Philemon McCarthy

Personal information
- Full name: Philemon Tei McCarthy
- Date of birth: 14 August 1983 (age 42)
- Place of birth: Accra, Ghana
- Height: 1.95 m (6 ft 5 in)
- Position: Goalkeeper

Youth career
- Golden Boys

Senior career*
- Years: Team / Apps / (Gls)
- 2003–2008: Feyenoord Academy
- 2008–2014: Accra Hearts of Oak
- 2012: → Wassaman United (loan)
- 2015: Accra Great Olympics
- 2016: West African Football Academy / 1 / (0)
- 2016: Dreams
- 2017: Hapoel Afula / 21 / (0)
- 2018: Dreams
- 2020–2021: Dreams

International career
- 2005–2009: Ghana / 2 / (0)

= Philemon McCarthy =

Ghanaian footballer

Philemon Tei McCarthy (born 14 August 1983) is a Ghanaian former professional footballer who plays as a goalkeeper.

==Club career==
McCarthy was born in Accra, Ghana. He began his career with Golden Boys before joining the Feyenoord Academy in 2005. In 2008, McCarthy left Feyenoord Academy to join Accra Hearts of Oak. He was a key member of the Accra Hearts of Oak team that won the league in the 2008–09 season. McCarthy is in his second spell with the club but he has been afflicted with injuries since his return. He was the standout player in a match against Asante Kotoko in Kumasi on 15 April 2012. He dislocated his finger after a save in the game and he was not able to continue. His team lost the game 2–1 to their rivals after his substitution.

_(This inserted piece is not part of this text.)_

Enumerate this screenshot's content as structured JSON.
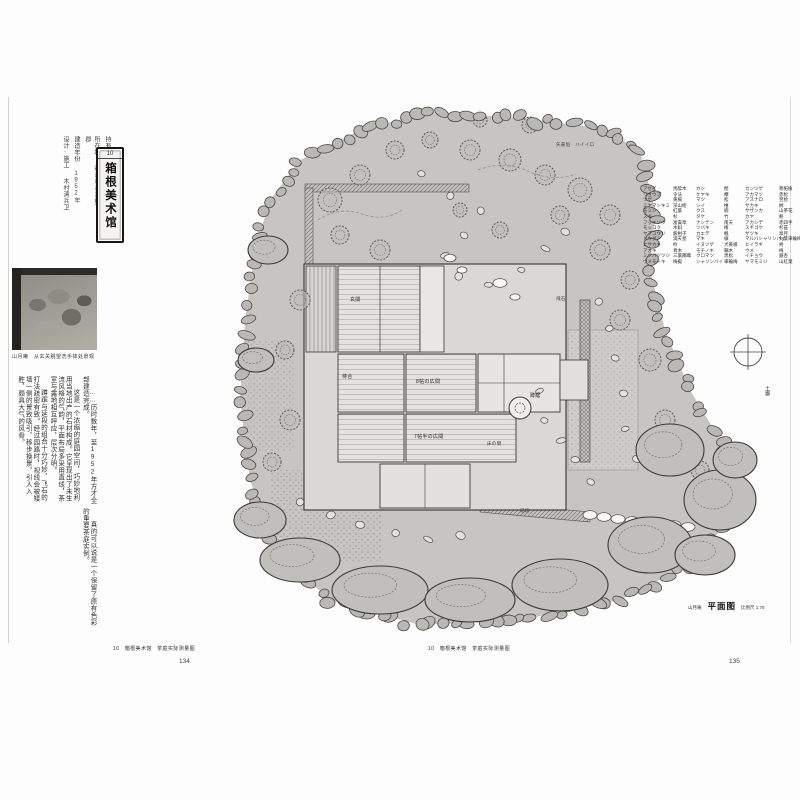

He re-joined former club Dreams during the 2017–18 season following a stint with Israeli club Hapoel Afula.

McCarthy moved to Dreams for a third time in May 2020, having agreed a three-year contract.

==International career==
McCarthy earned two national caps for Ghana and was a player in the squad for the African Nations Cup 2006, and returned for the 2010 African Cup of Nations.

McCarthy was the number one goalkeeper for the local Black Stars when they won silver in the first edition of the 2009 African Nations Championship hosted by Ivory Coast in 2009. He was the hero for the Ghanaian side as his save from Papy Djilobodji paved the way for victory, which was made possible after Kwadwo Poku converted his kick.